In their work, researchers built novel detection systems, using machine learning and natural language processing techniques, that can identify certain kinds of substance use based on an individual's Facebook posts. They focused their efforts on predicting substance use among homeless youth—a high-risk population with elevated rates of hard drug use.
"Because of their transience, young people experiencing homelessness are extremely hard to reach for research and intervention purposes," said Anamika Barman-Adhikari, associate professor of social work at the University of Denver. "Social networking sites such as Facebook present an important and accessible data source for understanding the social context of these youths' substance use behaviors."
Barman-Adhikari explained that because artificial intelligence is much more sophisticated than the rudimentary modeling techniques that social science researchers often rely on, more accurate and predictive models to capture the complexity of this behavior can be developed.
"This could potentially be helpful to a nonprofit agency that is trying to triage homeless youth into substance users and nonsubstance users in order to direct their limited resources toward people who are likely to engage in substance use," said Amulya Yadav, PNC Technologies Career Development Assistant Professor at the College of IST and principal investigator.
To build and train their models, the researchers collected more than 135,000 Facebook posts from homeless youth in the last year.
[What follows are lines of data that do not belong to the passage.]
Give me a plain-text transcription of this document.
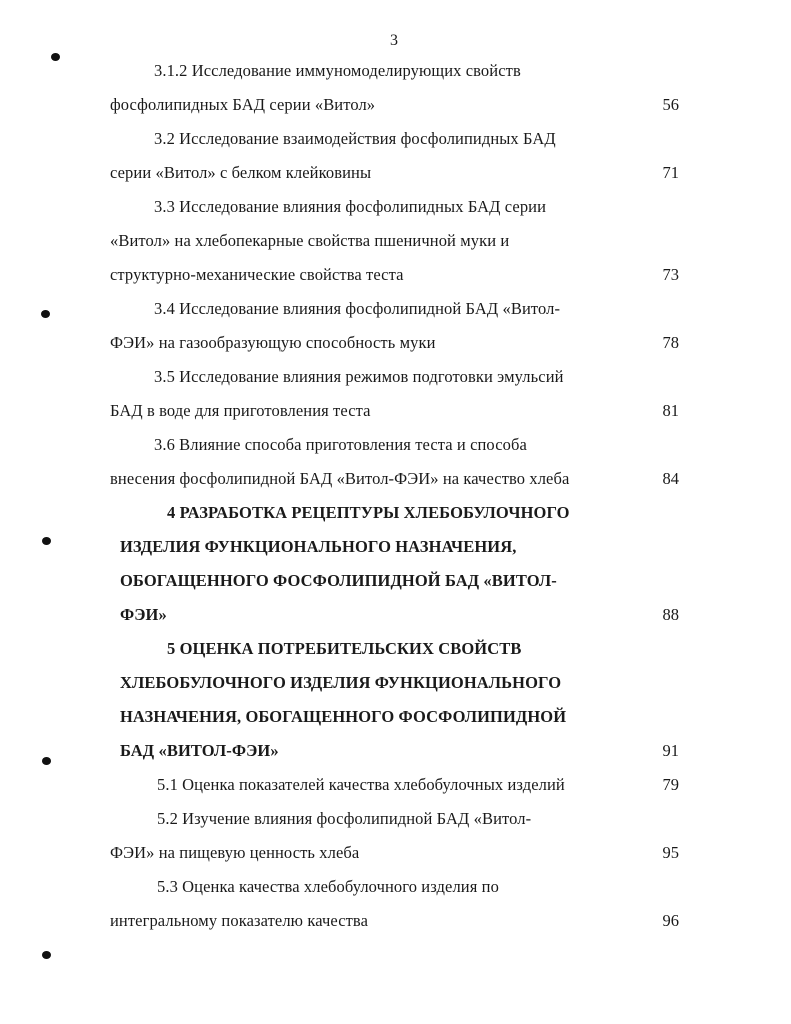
3
3.1.2 Исследование иммуномоделирующих свойств
фосфолипидных БАД серии «Витол»	56
3.2 Исследование взаимодействия фосфолипидных БАД
серии «Витол» с белком клейковины	71
3.3 Исследование влияния фосфолипидных БАД серии
«Витол» на хлебопекарные свойства пшеничной муки и
структурно-механические свойства теста	73
3.4 Исследование влияния фосфолипидной БАД «Витол-
ФЭИ» на газообразующую способность муки	78
3.5 Исследование влияния режимов подготовки эмульсий
БАД в воде для приготовления теста	81
3.6 Влияние способа приготовления теста и способа
внесения фосфолипидной БАД «Витол-ФЭИ» на качество хлеба	84
4 РАЗРАБОТКА РЕЦЕПТУРЫ ХЛЕБОБУЛОЧНОГО
ИЗДЕЛИЯ ФУНКЦИОНАЛЬНОГО НАЗНАЧЕНИЯ,
ОБОГАЩЕННОГО ФОСФОЛИПИДНОЙ БАД «ВИТОЛ-
ФЭИ»	88
5 ОЦЕНКА ПОТРЕБИТЕЛЬСКИХ СВОЙСТВ
ХЛЕБОБУЛОЧНОГО ИЗДЕЛИЯ ФУНКЦИОНАЛЬНОГО
НАЗНАЧЕНИЯ, ОБОГАЩЕННОГО ФОСФОЛИПИДНОЙ
БАД «ВИТОЛ-ФЭИ»	91
5.1 Оценка показателей качества хлебобулочных изделий	79
5.2 Изучение влияния фосфолипидной БАД «Витол-
ФЭИ» на пищевую ценность хлеба	95
5.3 Оценка качества хлебобулочного изделия по
интегральному показателю качества	96
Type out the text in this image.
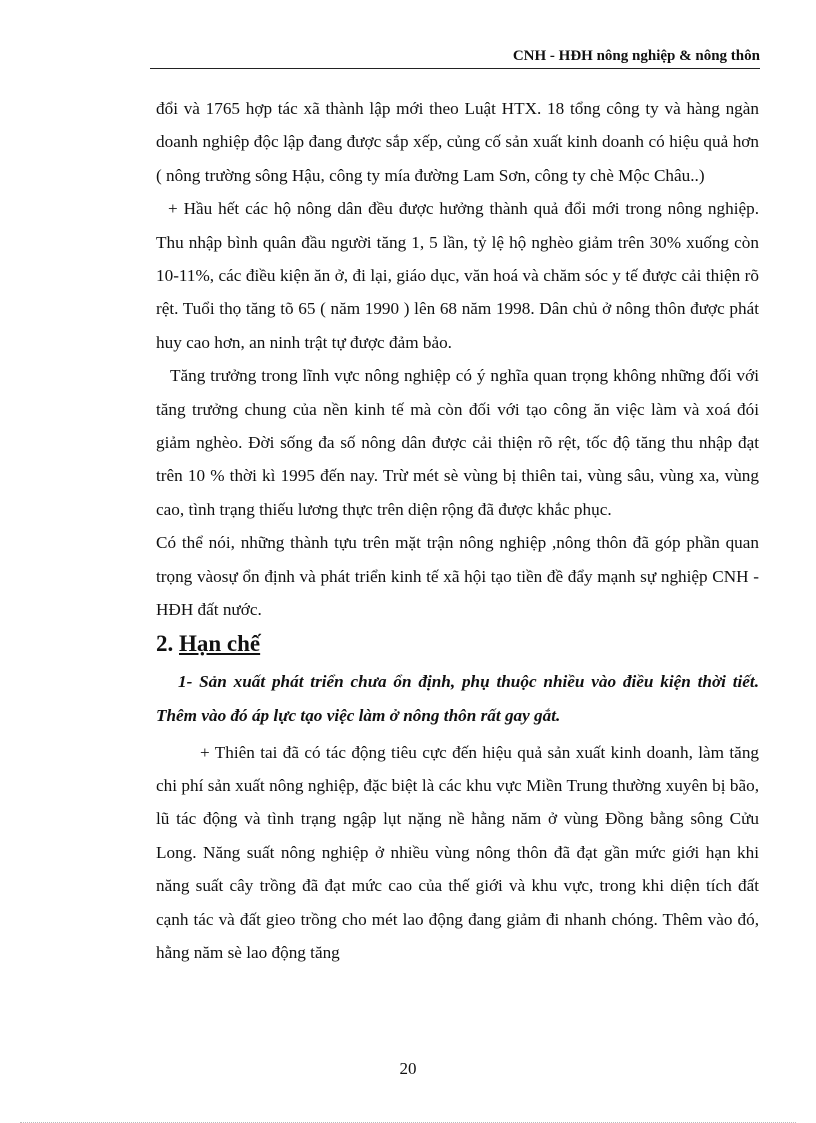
CNH - HĐH nông nghiệp & nông thôn

đổi và 1765 hợp tác xã thành lập mới theo Luật HTX. 18 tổng công ty và hàng ngàn doanh nghiệp độc lập đang được sắp xếp, củng cố sản xuất kinh doanh có hiệu quả hơn ( nông trường sông Hậu, công ty mía đường Lam Sơn, công ty chè Mộc Châu..)

+ Hầu hết các hộ nông dân đều được hưởng thành quả đổi mới trong nông nghiệp. Thu nhập bình quân đầu người tăng 1, 5 lần, tỷ lệ hộ nghèo giảm trên 30% xuống còn 10-11%, các điều kiện ăn ở, đi lại, giáo dục, văn hoá và chăm sóc y tế được cải thiện rõ rệt. Tuổi thọ tăng tõ 65 ( năm 1990 ) lên 68 năm 1998. Dân chủ ở nông thôn được phát huy cao hơn, an ninh trật tự được đảm bảo.

Tăng trưởng trong lĩnh vực nông nghiệp có ý nghĩa quan trọng không những đối với tăng trưởng chung của nền kinh tế mà còn đối với tạo công ăn việc làm và xoá đói giảm nghèo. Đời sống đa số nông dân được cải thiện rõ rệt, tốc độ tăng thu nhập đạt trên 10 % thời kì 1995 đến nay. Trừ mét sè vùng bị thiên tai, vùng sâu, vùng xa, vùng cao, tình trạng thiếu lương thực trên diện rộng đã được khắc phục.

Có thể nói, những thành tựu trên mặt trận nông nghiệp ,nông thôn đã góp phần quan trọng vàosự ổn định và phát triển kinh tế xã hội tạo tiền đề đẩy mạnh sự nghiệp CNH - HĐH đất nước.

2. Hạn chế

1- Sản xuất phát triển chưa ổn định, phụ thuộc nhiều vào điều kiện thời tiết. Thêm vào đó áp lực tạo việc làm ở nông thôn rất gay gắt.

+ Thiên tai đã có tác động tiêu cực đến hiệu quả sản xuất kinh doanh, làm tăng chi phí sản xuất nông nghiệp, đặc biệt là các khu vực Miền Trung thường xuyên bị bão, lũ tác động và tình trạng ngập lụt nặng nề hằng năm ở vùng Đồng bằng sông Cửu Long. Năng suất nông nghiệp ở nhiều vùng nông thôn đã đạt gần mức giới hạn khi năng suất cây trồng đã đạt mức cao của thế giới và khu vực, trong khi diện tích đất cạnh tác và đất gieo trồng cho mét lao động đang giảm đi nhanh chóng. Thêm vào đó, hằng năm sè lao động tăng

20
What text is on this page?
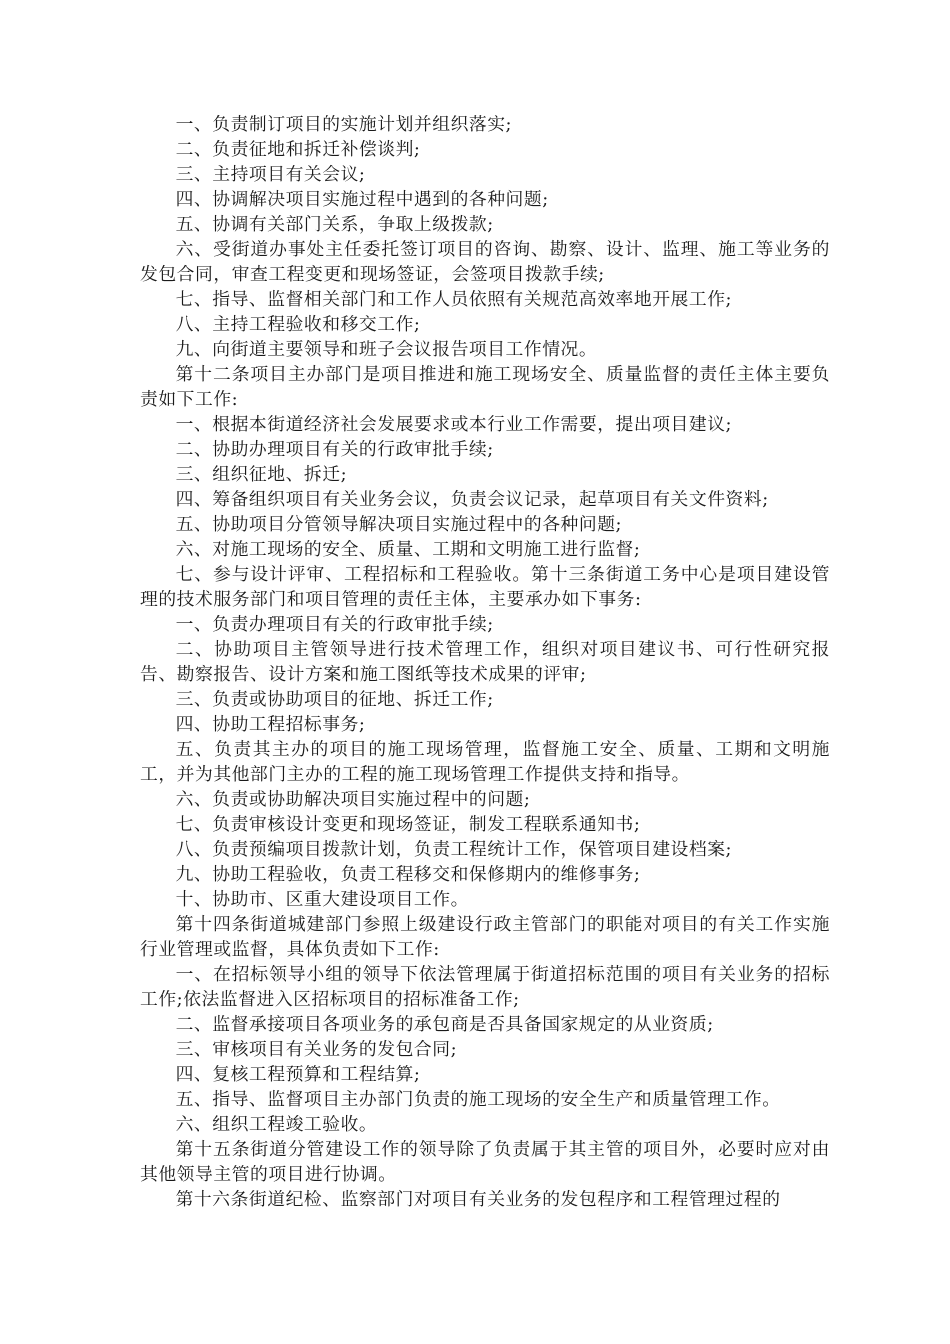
一、负责制订项目的实施计划并组织落实;

二、负责征地和拆迁补偿谈判;

三、主持项目有关会议;

四、协调解决项目实施过程中遇到的各种问题;

五、协调有关部门关系，争取上级拨款;

六、受街道办事处主任委托签订项目的咨询、勘察、设计、监理、施工等业务的发包合同，审查工程变更和现场签证，会签项目拨款手续;

七、指导、监督相关部门和工作人员依照有关规范高效率地开展工作;

八、主持工程验收和移交工作;

九、向街道主要领导和班子会议报告项目工作情况。

第十二条项目主办部门是项目推进和施工现场安全、质量监督的责任主体主要负责如下工作:

一、根据本街道经济社会发展要求或本行业工作需要，提出项目建议;

二、协助办理项目有关的行政审批手续;

三、组织征地、拆迁;

四、筹备组织项目有关业务会议，负责会议记录，起草项目有关文件资料;

五、协助项目分管领导解决项目实施过程中的各种问题;

六、对施工现场的安全、质量、工期和文明施工进行监督;

七、参与设计评审、工程招标和工程验收。第十三条街道工务中心是项目建设管理的技术服务部门和项目管理的责任主体，主要承办如下事务:

一、负责办理项目有关的行政审批手续;

二、协助项目主管领导进行技术管理工作，组织对项目建议书、可行性研究报告、勘察报告、设计方案和施工图纸等技术成果的评审;

三、负责或协助项目的征地、拆迁工作;

四、协助工程招标事务;

五、负责其主办的项目的施工现场管理，监督施工安全、质量、工期和文明施工，并为其他部门主办的工程的施工现场管理工作提供支持和指导。

六、负责或协助解决项目实施过程中的问题;

七、负责审核设计变更和现场签证，制发工程联系通知书;

八、负责预编项目拨款计划，负责工程统计工作，保管项目建设档案;

九、协助工程验收，负责工程移交和保修期内的维修事务;

十、协助市、区重大建设项目工作。

第十四条街道城建部门参照上级建设行政主管部门的职能对项目的有关工作实施行业管理或监督，具体负责如下工作:

一、在招标领导小组的领导下依法管理属于街道招标范围的项目有关业务的招标工作;依法监督进入区招标项目的招标准备工作;

二、监督承接项目各项业务的承包商是否具备国家规定的从业资质;

三、审核项目有关业务的发包合同;

四、复核工程预算和工程结算;

五、指导、监督项目主办部门负责的施工现场的安全生产和质量管理工作。

六、组织工程竣工验收。

第十五条街道分管建设工作的领导除了负责属于其主管的项目外，必要时应对由其他领导主管的项目进行协调。

第十六条街道纪检、监察部门对项目有关业务的发包程序和工程管理过程的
In addition, these homeless youth participants were asked to complete a survey providing their demographic information and insight on how they became homeless and how often they feel that they lack companionship. The latter questions are "not directly about demographic characteristics or substance use, yet they can be utilized for substance use predictions," the researchers wrote in their paper. Most importantly, participants were asked to note which, if any, drugs they used in the last 30 days.
The researchers used machine learning techniques to pre-process the social media posts—such as identifying hashtags, emojis, slang and misspelled words—to get the data into a form where it could be learned by machine learning models. Then, they used the model to analyze the posts.
They found that posts that contained words such as "love" or "sincerely" correlated with the authors not being substance users. On the other hand, if swear words were included in the posts, the authors were more likely to engage in substance use. They also used sentiment analysis tools to classify pieces of text as happy or sad.
"What we found, which is fairly intuitive to expect, is that people who posted more happy posts are less likely to engage in substance abuse, and people who post more angry or sad quotes are more likely to engage in substance abuse," said Yadav.
While the model has not yet been deployed, Yadav envisions creating a Google Chrome plugin that could be installed in the computer rooms of homeless shelters or drop-in centers. Users could then agree to provide access to their Facebook data, and the information could be provided to case workers.
"Our tool could provide homeless shelters with information about whether an individual is likely or not to engage in substance abuse," said Yadav. "Then, each individual's case management plan can be modified to fit their needs based on this information."
Also collaborating on the project were Zi-Yi Dou, a master's student at Carnegie Mellon University (CMU); and Fei Fang, assistant professor at CMU. Their work will be presented at the virtual AAAI Conference on Artificial Intelligence this week, where another paper including Yadav, exploring the use of artificial intelligence algorithms in preventing the spread of HIV among homeless youth, is being presented.